Information Contained in the Log

1

ODBC Logging

• The user’s IP address

• User name

• Request date and time

• HTTP status code

• Bytes received

• Bytes sent

• Action carried out (for example, a download carried out by a GET command)

• The target (for example, the file that was downloaded).

• The time is recorded as local time

• You must specify the database to be logged to.

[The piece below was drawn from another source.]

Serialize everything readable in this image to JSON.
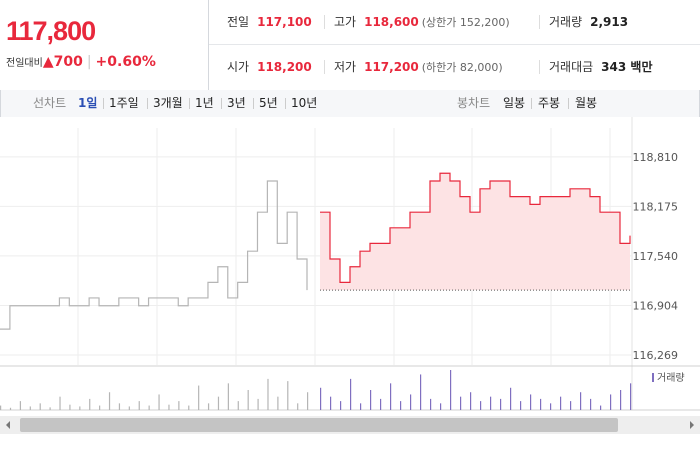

• You must setup the database table manually to receive the data.

2

Proxy Server Logs

• Apache with mod_proxy

• Apache Traffic Server

• HAProxy

• Internet Information Services configured as proxy module

• Nginx

• Privoxy

• Squid

• Varnish which is reverse proxy only

• WinGate

3

Browser History

All web Internet travellers sustain the user visit history in one structure or another. The web browser makes a .dat data file, while Chrome keeps the data in multiple places. SQLite keeps a data file in their specific data files on the system drive. These data files can be analysed at playback to draw out useful information for web customization purposes.

4

Server or Client-side Visit Logger App

One can develop small applications to run on the server or customer side to collect information and location and check out history information. Usually, such applications are launched on the customer side as add-ons for the web browser or integrated inside the website rules; a widely used example of such an app is search engines analytics, where a small piece of a rule provided by search engines is placed in the footer of each web page. That rule gathers customer geographical info, and the web page checks out the details, including the names of pages visited, customer recommendation website (from which website did the customer come from before arriving at the current website), and in the case of recommendation, also gathers any keyword search; it also maintains customer stay time on a particular web page to obtain an understanding of users’ interests and the website bounce rate, i.e. how many customers left the website from the site they landed on attaining the particular website.